Los chicos, vuestros hijos, me llaman Email Cuatrodedos, ¡canallas!
Lo que voy a contar no se os va a olvidar. Ahí, delante de las pantallas pasáis las horas leyendo cuentos de vuestros amigos, a casi todos les comentaréis que os ha gustado y probablemente no lo volváis a recordar nunca más. Lógico, no se puede memorizar todo lo leído. Pero de mi relato os vais a acordar con frecuencia, lo juro. Leedlo:
«Soy cartero, mejor dicho, lo era. Muchos años paseé por el barrio con el carro a modo de bolsa marsupial.
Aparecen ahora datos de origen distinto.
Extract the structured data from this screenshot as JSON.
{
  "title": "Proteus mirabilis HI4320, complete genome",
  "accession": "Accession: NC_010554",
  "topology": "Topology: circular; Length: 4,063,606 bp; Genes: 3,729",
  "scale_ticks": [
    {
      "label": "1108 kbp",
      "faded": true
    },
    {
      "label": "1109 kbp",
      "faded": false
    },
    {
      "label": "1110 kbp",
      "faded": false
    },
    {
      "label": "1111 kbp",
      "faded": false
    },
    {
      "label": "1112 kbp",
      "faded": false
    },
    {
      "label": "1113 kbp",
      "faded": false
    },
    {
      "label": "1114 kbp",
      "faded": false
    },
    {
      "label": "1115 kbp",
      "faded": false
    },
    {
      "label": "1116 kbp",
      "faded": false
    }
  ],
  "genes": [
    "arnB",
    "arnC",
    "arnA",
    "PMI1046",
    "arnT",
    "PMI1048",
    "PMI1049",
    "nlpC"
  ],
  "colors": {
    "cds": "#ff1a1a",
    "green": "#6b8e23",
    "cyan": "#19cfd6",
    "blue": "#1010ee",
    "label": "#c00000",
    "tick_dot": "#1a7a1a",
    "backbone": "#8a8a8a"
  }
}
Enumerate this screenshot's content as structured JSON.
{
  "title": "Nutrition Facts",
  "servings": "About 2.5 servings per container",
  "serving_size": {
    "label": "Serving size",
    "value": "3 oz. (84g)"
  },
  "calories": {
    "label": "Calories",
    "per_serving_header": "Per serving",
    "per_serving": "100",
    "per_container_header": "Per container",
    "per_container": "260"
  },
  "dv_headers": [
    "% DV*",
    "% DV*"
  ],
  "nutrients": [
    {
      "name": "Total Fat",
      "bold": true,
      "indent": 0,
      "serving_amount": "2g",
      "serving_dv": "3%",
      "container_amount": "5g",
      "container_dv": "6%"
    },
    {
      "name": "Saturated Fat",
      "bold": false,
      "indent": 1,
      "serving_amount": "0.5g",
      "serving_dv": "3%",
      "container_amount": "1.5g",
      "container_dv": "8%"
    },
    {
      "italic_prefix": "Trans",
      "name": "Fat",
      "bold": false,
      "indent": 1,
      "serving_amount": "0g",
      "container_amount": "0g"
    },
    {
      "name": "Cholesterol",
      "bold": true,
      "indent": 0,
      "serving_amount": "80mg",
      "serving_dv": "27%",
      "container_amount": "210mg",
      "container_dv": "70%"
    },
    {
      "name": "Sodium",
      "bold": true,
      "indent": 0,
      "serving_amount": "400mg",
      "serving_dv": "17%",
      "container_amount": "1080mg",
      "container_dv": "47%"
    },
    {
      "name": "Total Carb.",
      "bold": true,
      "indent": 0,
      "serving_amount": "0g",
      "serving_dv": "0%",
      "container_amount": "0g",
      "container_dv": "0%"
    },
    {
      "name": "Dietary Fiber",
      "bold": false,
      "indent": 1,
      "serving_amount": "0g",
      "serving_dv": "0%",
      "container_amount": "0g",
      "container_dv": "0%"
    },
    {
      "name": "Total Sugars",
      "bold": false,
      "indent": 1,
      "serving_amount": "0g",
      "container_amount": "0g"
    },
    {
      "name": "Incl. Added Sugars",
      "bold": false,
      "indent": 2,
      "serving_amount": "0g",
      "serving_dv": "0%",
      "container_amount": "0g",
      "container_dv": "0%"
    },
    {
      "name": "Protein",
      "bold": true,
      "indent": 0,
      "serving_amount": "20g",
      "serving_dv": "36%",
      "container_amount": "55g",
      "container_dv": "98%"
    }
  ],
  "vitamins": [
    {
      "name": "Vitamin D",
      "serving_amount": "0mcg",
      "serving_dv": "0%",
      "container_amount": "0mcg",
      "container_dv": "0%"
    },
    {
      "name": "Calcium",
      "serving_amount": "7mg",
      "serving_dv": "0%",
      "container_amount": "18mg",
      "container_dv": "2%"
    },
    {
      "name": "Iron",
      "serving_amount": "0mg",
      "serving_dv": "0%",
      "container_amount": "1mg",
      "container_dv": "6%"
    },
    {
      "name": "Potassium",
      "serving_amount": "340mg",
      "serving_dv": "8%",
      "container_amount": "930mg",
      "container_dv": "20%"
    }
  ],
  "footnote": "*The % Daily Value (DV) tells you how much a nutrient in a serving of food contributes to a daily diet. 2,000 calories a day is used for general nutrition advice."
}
Era tal la simbiosis con él y con el uniforme que los domingos a la gente le resultaba conocido pero no sabían de qué.
En la calle Depósito número 13 hay un viejo caserón en el que no vive nadie, al menos eso creía yo, pues nunca había recibido cartas hasta aquella mañana. En la cancela herrumbrosa que impide el acceso al silvestre jardín hay tres timbres de la casa que se intuye al fondo. El sobre tenía el color amarillento que se torna con los años. Venía a nombre de la Señorita España. El trazo de la escritura, aunque rudo, era muy mono. El matasellos, ilegible. La estampa representaba una isla como las de la India Oriental. Se había borrado el remite. Sin duda se trataba de una carta de amor, lo sabía por experiencia y por el ligero olor a madreselva que aún conservaba.
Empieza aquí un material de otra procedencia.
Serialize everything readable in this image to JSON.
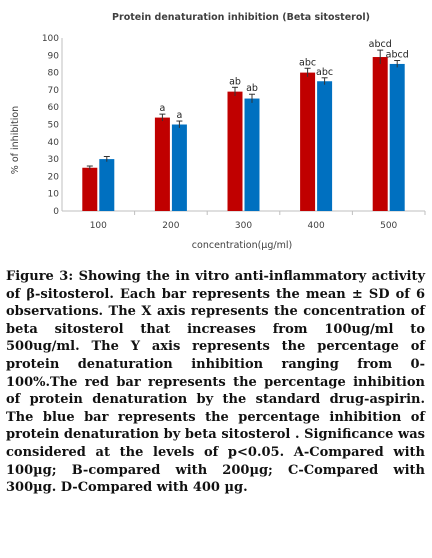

Al no poner piso pulsé el primer timbre. No esperaba oír más que algún chirrido que desbloqueara la puerta pues el llamador no tenía altavoz. Pero no, me contestó el grito cavernoso de una mujer aterrorizada. Me sobresalté. No comprendía por dónde había llegado el sonido. Miré a la casa y no se distinguía ninguna actividad. Pulsé el segundo timbre y noté en mi dedo un aliento helado y silencioso. Nadie respondió, ni la cancela gimió. No me estaba gustando nada las sensaciones que empezaban a oprimirme el pecho. Sin pensarlo mucho apreté el tercer botón y un chorro de sangre caliente manó de él y me salpicó el rostro.»
Cada vez que vayáis a la casa de algún amigo, cuando extendáis el dedo para llamar al timbre, os acordaréis de este relato, de Poe y de mí. Dejad un poco el ordenador y educad a vuestros hijos, ¡desgraciados!